China has bowed to US pressure to rethink the exchange rate of its currency, the yuan, which some economists have argued is hugely misaligned.
The yuan is costing American jobs, Washington says
After prolonged defiance of US demands for reform, China's central bank governor, Zhou Xiaochuan, has conceded that the yuan's value will eventually be set by the market.
But he gave no timetable for liberalising the currency, and said there was still considerable room for debate about foreign exchange policy.
The yuan is currently pegged at 8.3 to the US dollar, a rate that most outside observers feel gives China an unfair advantage in the export market.
Mr Zhou's conciliatory remarks came at the end of a tense visit to Beijing by US Treasury Secretary John Snow, who had been pushing for an upward revaluation of the yuan.
Holding back change
Mr Snow, under pressure at home amid growing discontent about China's competitive advantage, said he was "encouraged" by the announcement.
But he admitted that Mr Zhou's comment was little more than a reiteration of previous policy.
Mr Snow is under pressure at home
China has resisted any significant change to the dollar peg, since a cheap currency has helped underpin the country's export-driven boom.
Beijing is concerned that any move to make China less competitive could cost jobs in rural areas, where the economy has long been less secure than in the large cities.
Some economists have also pointed out that making the yuan fully convertible could bring in too many potentially destabilising flows of capital, of the sort that triggered a financial crisis in other parts of Asia in 1997-98.
Out of alignment?
China's advantage in international markets has angered many in the US, who point to the $103bn deficit America has in trade with China.

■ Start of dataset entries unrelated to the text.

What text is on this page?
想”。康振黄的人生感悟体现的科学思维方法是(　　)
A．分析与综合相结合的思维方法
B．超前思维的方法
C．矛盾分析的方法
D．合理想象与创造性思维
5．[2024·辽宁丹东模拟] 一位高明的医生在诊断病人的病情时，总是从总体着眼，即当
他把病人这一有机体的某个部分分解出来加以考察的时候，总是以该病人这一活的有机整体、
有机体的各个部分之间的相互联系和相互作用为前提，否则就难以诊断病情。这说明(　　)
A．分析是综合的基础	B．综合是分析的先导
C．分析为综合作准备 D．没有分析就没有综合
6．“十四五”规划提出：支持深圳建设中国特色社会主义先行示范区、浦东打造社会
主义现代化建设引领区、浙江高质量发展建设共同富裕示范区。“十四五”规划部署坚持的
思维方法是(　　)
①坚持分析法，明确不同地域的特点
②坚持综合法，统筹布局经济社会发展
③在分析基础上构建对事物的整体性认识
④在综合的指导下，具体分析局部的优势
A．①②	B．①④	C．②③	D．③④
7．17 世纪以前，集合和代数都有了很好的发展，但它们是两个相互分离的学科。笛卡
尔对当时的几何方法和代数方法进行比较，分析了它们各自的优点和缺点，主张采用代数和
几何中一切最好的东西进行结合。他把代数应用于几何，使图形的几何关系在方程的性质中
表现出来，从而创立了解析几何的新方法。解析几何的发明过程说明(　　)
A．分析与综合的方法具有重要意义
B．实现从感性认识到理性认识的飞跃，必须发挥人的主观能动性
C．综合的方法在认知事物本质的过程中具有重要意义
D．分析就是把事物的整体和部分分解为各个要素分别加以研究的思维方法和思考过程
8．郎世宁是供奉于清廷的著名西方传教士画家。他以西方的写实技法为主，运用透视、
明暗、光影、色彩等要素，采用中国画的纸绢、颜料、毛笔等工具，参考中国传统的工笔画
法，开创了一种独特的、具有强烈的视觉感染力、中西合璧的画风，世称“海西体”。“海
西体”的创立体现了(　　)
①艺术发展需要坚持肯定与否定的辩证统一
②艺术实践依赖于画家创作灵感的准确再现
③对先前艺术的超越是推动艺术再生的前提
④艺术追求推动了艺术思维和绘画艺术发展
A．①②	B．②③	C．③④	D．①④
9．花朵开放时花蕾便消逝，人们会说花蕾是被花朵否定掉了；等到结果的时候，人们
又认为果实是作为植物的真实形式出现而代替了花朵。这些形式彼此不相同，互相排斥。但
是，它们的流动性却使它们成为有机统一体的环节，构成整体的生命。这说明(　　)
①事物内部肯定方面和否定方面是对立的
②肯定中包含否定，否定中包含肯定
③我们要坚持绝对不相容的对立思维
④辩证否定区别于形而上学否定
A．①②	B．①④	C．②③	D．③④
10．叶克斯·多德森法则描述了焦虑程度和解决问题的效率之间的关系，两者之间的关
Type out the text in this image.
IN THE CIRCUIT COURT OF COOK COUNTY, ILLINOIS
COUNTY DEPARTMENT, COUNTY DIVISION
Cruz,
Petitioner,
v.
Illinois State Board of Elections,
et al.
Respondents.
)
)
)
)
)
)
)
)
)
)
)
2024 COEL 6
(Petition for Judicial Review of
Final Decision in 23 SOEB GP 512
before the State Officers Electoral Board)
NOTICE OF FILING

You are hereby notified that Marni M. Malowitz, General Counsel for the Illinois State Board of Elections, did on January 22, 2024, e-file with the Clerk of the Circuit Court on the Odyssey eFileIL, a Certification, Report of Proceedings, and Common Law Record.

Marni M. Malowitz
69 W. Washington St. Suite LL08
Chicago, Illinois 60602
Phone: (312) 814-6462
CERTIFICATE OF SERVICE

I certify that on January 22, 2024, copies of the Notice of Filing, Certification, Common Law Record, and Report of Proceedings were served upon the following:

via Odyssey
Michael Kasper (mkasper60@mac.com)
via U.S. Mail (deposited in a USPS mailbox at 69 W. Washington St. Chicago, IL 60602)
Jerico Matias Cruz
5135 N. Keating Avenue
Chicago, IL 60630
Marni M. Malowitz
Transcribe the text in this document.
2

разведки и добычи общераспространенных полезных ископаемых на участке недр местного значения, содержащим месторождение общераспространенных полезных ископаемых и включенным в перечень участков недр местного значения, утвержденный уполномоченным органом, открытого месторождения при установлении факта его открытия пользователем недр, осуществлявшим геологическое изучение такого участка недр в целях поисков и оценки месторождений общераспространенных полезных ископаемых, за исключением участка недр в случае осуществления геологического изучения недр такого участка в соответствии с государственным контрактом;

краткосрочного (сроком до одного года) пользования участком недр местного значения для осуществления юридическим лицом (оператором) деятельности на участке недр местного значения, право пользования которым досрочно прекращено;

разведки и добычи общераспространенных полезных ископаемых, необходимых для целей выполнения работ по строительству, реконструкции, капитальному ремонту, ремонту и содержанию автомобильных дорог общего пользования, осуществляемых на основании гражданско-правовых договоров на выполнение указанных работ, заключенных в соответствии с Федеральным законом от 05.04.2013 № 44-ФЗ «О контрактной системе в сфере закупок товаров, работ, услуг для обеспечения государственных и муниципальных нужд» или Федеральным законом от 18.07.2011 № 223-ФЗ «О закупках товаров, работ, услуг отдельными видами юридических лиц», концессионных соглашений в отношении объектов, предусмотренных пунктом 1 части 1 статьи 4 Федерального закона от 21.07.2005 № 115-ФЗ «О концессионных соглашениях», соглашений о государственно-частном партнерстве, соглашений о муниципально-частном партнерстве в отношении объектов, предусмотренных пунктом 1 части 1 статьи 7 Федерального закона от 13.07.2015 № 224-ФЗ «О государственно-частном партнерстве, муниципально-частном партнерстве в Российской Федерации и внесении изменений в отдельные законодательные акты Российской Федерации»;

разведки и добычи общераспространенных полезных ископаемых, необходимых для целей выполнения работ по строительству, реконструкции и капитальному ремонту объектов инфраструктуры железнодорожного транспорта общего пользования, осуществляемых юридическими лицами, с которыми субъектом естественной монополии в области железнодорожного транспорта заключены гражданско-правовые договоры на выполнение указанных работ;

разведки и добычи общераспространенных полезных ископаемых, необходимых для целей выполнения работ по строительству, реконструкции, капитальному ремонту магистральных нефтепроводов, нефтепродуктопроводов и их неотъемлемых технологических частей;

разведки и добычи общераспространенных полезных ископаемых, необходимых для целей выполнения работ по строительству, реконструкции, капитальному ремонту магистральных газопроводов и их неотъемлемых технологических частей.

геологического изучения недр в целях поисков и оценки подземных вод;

A number of reports recently have blamed an overvalued dollar for job losses in US export-oriented manufacturing - and the position vis-a-vis some Asian currencies is regarded as particularly acutely misaligned.
According to some calculations, the yuan should be revalued 40% higher, in order to restore balance to international markets.
But the Chinese have argued that Washington should do more to boost its own exports, rather than pressuring other countries to solve the problem via exchange rates.
Mr Zhou said it was still too early to tell whether exchange rates were at inappropriate levels.